Find if sum of two numbers in an array is equal to k

I am trying to solve:

Given an array of integers, return indices of the two numbers such that they add up to a specific target.

You may assume that each input would have exactly one solution, and you may not use the same element twice.

Example:
Given nums = [2, 7, 11, 15], target = 9,

Because nums[0] + nums[1] = 2 + 7 = 9,
return [0, 1].

Here is my solution:

def twoSum(nums, target):
        """
        :type nums: List[int]
        :type target: int
        :rtype: List[int]
        """

        hash_table = {}
        k = target

        for i, x in enumerate(nums):
            if x not in hash_table:
                hash_table[x] = i

        for x in nums:
            if k-x in hash_table:
                if hash_table[k-x]!= hash_table[x]:
                    return [hash_table[x], hash_table[k-x]]

Now the solution is not correct as it fails the test case like [3,3], 6. Now both 3s get stored in hash table as one entry which is expected, so only one index is recorded in the hash table for 3 and my solution doesn't work.

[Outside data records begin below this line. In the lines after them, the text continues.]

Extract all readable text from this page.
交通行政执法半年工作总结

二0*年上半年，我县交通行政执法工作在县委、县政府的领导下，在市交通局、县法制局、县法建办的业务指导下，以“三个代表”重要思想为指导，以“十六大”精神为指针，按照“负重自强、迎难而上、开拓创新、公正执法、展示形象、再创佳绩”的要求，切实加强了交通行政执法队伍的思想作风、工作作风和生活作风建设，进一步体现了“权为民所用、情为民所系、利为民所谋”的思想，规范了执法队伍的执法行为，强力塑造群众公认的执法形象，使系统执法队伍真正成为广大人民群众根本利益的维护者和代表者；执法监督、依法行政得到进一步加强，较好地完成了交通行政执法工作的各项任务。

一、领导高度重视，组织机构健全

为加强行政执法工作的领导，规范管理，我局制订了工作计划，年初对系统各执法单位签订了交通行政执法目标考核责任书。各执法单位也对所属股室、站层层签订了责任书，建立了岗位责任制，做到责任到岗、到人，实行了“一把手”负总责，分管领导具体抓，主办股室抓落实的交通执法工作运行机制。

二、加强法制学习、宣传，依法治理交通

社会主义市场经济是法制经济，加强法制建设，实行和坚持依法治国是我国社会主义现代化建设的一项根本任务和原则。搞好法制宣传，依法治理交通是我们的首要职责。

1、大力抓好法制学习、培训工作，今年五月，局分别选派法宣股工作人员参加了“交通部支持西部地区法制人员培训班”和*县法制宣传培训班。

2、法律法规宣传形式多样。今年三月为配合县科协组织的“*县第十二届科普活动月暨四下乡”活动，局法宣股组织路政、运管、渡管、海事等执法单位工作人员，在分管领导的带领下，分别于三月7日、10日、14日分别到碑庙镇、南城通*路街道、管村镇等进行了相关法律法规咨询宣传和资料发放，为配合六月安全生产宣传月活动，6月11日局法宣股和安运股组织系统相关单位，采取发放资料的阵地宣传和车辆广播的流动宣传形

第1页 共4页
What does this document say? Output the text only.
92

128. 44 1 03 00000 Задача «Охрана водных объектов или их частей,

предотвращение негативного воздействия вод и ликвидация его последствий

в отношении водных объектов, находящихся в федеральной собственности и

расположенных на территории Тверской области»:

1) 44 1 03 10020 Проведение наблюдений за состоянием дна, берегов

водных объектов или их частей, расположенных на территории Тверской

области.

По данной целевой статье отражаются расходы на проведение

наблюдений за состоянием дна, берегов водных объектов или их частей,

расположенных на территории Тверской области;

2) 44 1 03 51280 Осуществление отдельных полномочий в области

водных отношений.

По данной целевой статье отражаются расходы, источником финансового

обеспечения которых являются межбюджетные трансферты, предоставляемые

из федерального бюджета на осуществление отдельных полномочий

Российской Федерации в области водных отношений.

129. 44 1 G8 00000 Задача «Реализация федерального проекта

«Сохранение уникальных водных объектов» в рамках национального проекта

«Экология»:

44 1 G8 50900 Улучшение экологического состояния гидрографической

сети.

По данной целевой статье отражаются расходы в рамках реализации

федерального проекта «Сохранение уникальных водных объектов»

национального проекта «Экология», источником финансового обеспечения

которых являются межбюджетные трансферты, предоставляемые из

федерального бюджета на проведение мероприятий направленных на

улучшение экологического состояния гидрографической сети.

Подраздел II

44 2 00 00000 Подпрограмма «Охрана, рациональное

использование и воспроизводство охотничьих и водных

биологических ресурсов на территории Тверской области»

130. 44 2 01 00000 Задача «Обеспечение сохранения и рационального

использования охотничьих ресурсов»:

So, I think the solution might not be with hash tables. But the correct solution is:

public int[] twoSum(int[] nums, int target) {
    Map<Integer, Integer> map = new HashMap<>();
    for (int i = 0; i < nums.length; i++) {
        map.put(nums[i], i);
    }
    for (int i = 0; i < nums.length; i++) {
        int complement = target - nums[i];
        if (map.containsKey(complement) && map.get(complement) != i) {
            return new int[] { i, map.get(complement) };
        }
    }
    throw new IllegalArgumentException("No two sum solution");
}

Now, this is essentially the same solution in Java and it is mentioned as the correct one.

So, my question is:

  1. How can I change my solution in Python to work and not fail the test case?
  2. How is the Java solution different, does its hash table have some other behavior?

Thanks for your help.

Solution

  • The Java solution has a check that takes care of two equal elements:

    if (map.containsKey(complement) && map.get(complement) != i)

    The first part of this condition - map.containsKey(complement) - means that the number complement is present in the Map, while the second part - map.get(complement) != i) - means that the index of complement stored in the map is different from the index i. This means that if complement == nums[i], there are two identical numbers in the input array.

    I don't know Python, but it looks like your code fails because

    if hash_table[k-x]!= hash_table[x]

    always returns false when k-x == x. You need to compare hash_table[k-x] to the current index of the input array.

    Based on your first Python loop, I'm assuming the second loop should look like this:

        for i, x in enumerate(nums):
        if k-x in hash_table:
            if hash_table[k-x]!= i:
                return [i, hash_table[k-x]]